Can You Spare Five Minutes to Secure for $900 Million for Our State and Country’s Parks and Natural Areas?
By George Dusenbury, Executive Director for The Trust for Public Land in Georgia
Think about how much your local parks, our region’s trails and our state’s natural areas enrich your life. Do you value them enough to spend five minutes of your time to ensure their future?
For the past 40 years, our country’s most significant source of federal funding for parks, natural areas and cultural sites, the Land and Water Conservation Fund (LWCF), has been whittled down. Congress established LWCF in 1964 to protect important land, water and cultural heritage. Each year, $900 million (primarily revenue from offshore federal oil and gas leases– not taxes), is set aside for LWCF. But Congress determines how much will be spent preserving land and protecting water each year, and since 1978, roughly half of LWCF has been spent for other purposes.
The Trust for Public Land and many other organizations have worked for years to compel Congress to direct all LWCF funds to their intended purpose. Poorly planned development, growing cities and increasing demands on natural resources mean that it is more important than ever to fully fund LWCF. But we can’t do it alone. The time is now for you to speak up for the parks, trails and natural areas you love.
In September of this year, Congress let LWCF expire. Every day that passes with no LWCF means less money for conservation. If Congress does not renew LWCF in the waning days of 2018, the process of reinstating this critical federal funding will have to begin again.
Fortunately, LWCF enjoys bipartisan support, and many members of Congress have signed on as sponsors of S. 569, legislation that would allocate the full $900 million in LWCF for its intended purpose.

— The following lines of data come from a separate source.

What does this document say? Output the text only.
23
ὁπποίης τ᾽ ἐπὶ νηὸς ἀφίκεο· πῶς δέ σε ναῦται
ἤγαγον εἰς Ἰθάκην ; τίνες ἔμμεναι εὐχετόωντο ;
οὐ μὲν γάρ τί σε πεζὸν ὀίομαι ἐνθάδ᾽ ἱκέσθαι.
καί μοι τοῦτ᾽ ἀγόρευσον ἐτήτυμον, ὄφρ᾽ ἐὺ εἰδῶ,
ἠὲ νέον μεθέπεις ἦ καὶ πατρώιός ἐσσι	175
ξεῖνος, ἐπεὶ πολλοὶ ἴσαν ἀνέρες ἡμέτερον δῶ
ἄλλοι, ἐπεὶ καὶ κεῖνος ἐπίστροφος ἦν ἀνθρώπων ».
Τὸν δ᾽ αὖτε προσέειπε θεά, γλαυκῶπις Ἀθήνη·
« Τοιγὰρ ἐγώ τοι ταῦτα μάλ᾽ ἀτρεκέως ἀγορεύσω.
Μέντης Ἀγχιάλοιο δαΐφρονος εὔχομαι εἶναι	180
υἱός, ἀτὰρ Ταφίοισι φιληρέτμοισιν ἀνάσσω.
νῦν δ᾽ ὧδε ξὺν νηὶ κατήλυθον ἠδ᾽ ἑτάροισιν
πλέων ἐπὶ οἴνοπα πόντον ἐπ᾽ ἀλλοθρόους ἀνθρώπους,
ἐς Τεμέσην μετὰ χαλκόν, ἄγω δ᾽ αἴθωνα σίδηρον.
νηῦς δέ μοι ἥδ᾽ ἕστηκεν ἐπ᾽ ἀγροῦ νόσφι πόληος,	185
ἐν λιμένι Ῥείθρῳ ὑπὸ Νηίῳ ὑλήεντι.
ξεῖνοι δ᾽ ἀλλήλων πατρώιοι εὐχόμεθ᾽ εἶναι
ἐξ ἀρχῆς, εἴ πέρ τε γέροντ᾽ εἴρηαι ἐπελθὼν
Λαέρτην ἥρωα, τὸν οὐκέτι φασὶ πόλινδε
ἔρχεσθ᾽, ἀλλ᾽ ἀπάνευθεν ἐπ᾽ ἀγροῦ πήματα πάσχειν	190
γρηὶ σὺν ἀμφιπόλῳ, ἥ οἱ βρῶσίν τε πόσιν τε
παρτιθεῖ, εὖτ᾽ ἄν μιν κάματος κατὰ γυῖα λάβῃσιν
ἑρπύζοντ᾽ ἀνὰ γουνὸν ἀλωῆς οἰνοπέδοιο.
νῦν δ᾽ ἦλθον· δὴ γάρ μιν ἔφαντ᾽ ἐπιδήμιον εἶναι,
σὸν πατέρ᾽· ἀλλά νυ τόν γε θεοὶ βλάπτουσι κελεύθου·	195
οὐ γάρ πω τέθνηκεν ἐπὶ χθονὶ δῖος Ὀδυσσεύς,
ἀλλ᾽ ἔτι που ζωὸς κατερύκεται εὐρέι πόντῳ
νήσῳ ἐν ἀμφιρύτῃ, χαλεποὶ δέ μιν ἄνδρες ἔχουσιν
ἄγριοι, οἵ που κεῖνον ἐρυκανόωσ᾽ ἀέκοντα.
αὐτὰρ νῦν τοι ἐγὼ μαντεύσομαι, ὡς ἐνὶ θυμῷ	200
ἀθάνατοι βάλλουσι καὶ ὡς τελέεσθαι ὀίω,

And while S. 569 was voted out of committee to the floor of the Senate, the calendar is not on our side. Congress is currently in session, but the list of issues in front of our legislators is long. Please take action now: contact Georgia’s senators Johnny Isakson and David Perdue today and urge them to join the bipartisan list of Senators sponsoring S. 569.
Our Senators’ support is essential to having the plentiful parks and easy access to outdoor recreation to meet the needs of a growing population–supporting a $27 billion outdoor recreation industry in our state. Studies show that people with access to parks are more apt to exercise, and spending time in nature reduces stress, lowers blood pressure and combats depression. Parks reduce flooding, filter pollutants from rainwater and provide critical habitat for wildlife.
Preserving our land and waterways requires significant investment. The LWCF has provided more than $40 million to help acquire 27 properties totaling more than 800 acres within the Chattahoochee River National Recreation Area alone. As The Trust for Public Land and our partners work to expand protected land along the Chattahoochee while improving access through expanded trails and enhanced recreational opportunities, LWCF dollars will be essential.
Federal, state, local and philanthropic funding sources are all leveraged off of each other to create, expand and care for parks. Just last week, 83 percent of Georgia voters said “YES” to the Georgia Outdoor Stewardship Amendment, creating our state’s first dedicated funding for land preservation. Without LWCF funding, the opportunity to leverage the funds generated by the Amendment will be diminished, potentially reducing its impact over the long-term.
Let’s let Congress know we expect them to allocate all Land and Water Conservation Fund dollars for their intended purpose. There is so much at stake: thousands of acres of Georgia open space are lost to development every year. To support our region’s continued growth and the health and happiness of all Georgians, please take that five minutes—right now—to ask senators Isakson and Perdue to cosponsor S. 568. Urge them to represent Georgia’s values and continue the Land and Water Conservation Fund.
Photo: The National Park Service is using LWCF funds to add the Drowning Rock parcel (pictured) to the Chattahoochee River National Recreation Area.